Dans cette logique, si j’acceptais que le P. XXX célèbre cette messe dans YYY, ce serait reconnaître qu’en refusant « les nouveautés de Vatican II », il se situe dans la vraie foi, tandis que le Pape et les évêques unis au Pape sont « anathèmes » en professant « un Évangile différent ». Vous en seriez sans doute la première étonnée, car vous savez bien que je ne me considère comme authentiquement évêque que dans la mesure où je suis en union avec le Pape et avec le Concile. Moi aussi, je dois choisir, et sans hésiter je choisis le Concile et le Pape [2]. Qu’il y ait des abus au sein de l’Église, je ne le sais que trop, mais ce n’a jamais été en sortant de l’Église qu’on a corrigé les abus qui s’y commettent. Comme je vous le disais l’autre jour, tous les schismatiques et tous les hérétiques ont toujours pensé que c’était pour conserver la vraie foi qu’ils se séparaient de l’Église, et qu’ils étaient les seuls à être la véritable Église.
Je ne connais pas le P. XXX, je ne sais pas quelles sont ses positions. Je n’ai pas à prononcer de sentence à son égard [3]. Je n’ai eu contact qu’avec vous au sujet de cette messe (…).
Par l’intercession de N.D. (…), je prie pour que, même avec des divergences, il nous soit possible de demeurer dans la même Église, et je souhaite que, malgré cette contrariété que je suis en conscience obligé de vous infliger, vous célébriez dans la joie et l’action de grâce (…). A cette occasion, si vous pensez pouvoir l’accepter sans renier votre foi, je vous donne ma bénédiction.

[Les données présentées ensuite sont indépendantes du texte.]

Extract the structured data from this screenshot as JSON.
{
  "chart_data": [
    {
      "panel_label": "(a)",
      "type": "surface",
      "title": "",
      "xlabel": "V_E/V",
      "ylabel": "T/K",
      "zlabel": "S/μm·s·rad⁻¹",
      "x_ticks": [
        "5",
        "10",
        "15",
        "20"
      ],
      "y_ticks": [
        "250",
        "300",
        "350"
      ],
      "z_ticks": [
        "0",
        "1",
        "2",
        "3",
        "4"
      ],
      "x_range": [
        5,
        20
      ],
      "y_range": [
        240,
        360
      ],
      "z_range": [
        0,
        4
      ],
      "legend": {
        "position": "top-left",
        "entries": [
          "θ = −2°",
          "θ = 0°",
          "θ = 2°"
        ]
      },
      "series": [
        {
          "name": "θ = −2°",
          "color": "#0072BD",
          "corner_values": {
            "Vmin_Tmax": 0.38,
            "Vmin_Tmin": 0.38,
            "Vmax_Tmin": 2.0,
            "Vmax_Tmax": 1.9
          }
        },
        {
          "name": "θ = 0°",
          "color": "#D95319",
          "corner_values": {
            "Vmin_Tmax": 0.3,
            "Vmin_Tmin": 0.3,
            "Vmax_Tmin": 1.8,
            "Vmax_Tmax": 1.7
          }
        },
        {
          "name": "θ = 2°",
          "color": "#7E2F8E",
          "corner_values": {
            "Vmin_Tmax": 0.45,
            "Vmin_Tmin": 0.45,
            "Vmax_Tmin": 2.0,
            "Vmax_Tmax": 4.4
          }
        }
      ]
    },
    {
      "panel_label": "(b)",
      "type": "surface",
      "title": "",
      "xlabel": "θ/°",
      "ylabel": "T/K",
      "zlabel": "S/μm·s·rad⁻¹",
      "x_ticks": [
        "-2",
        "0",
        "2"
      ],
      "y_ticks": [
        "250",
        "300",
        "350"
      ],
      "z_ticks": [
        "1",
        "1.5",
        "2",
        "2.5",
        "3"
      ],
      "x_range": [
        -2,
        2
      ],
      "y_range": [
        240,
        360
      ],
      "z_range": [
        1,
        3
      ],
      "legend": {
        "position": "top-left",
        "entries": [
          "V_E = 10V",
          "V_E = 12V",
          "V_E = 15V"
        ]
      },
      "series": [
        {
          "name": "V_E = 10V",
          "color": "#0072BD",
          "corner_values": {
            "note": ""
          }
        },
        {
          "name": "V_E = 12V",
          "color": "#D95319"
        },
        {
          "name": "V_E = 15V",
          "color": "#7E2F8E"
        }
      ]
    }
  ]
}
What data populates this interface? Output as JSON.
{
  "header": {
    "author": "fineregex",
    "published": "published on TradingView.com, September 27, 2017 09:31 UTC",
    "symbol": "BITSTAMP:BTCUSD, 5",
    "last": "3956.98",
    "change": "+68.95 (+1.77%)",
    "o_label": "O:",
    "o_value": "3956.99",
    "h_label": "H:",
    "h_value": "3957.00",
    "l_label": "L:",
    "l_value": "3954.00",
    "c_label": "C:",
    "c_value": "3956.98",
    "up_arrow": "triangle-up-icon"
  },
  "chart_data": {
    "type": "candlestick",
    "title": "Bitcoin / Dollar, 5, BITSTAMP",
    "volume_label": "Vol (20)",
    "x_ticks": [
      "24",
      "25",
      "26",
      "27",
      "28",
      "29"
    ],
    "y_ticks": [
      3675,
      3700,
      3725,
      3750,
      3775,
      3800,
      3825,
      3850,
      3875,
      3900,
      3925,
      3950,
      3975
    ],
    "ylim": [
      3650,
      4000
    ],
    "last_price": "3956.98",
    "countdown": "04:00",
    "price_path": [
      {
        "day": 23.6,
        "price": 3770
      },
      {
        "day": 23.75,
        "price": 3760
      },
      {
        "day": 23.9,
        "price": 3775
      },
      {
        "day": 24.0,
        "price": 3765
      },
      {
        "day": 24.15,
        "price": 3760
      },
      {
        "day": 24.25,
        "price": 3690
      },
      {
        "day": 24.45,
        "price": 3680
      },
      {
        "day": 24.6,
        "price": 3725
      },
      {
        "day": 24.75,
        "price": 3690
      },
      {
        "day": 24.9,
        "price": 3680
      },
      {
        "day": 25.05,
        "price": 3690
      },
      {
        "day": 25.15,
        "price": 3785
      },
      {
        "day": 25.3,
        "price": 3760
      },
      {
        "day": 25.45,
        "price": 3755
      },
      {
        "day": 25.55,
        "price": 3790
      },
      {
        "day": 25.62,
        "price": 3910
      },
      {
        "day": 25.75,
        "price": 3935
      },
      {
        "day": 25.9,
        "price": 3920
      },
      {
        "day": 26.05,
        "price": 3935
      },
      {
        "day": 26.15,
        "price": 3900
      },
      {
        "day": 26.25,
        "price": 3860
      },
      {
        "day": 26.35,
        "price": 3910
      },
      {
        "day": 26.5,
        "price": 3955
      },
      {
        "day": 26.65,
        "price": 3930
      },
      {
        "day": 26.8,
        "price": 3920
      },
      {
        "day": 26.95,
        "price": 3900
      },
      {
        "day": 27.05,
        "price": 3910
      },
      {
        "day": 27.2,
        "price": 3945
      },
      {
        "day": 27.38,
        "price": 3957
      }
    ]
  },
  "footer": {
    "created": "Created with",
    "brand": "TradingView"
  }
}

+ Georges Lagrange, Évêque de Gap
La messe fut donc célébrée dans une cave. Merci à Mgr de Gap !
[1] — Église de Gap, juillet-août 1997, p. 210.
[2] — C’est nous qui soulignons.
[3] — Remarquons que l’évêque, tout en disant qu’il n’a pas de sentence à prononcer, exclut le prêtre, ce qui revient à une excommunication de fait. C’est la justice conciliaire qui condamne hypocritement les personnes qu’elle « ne connaît pas », sans même chercher à les connaître.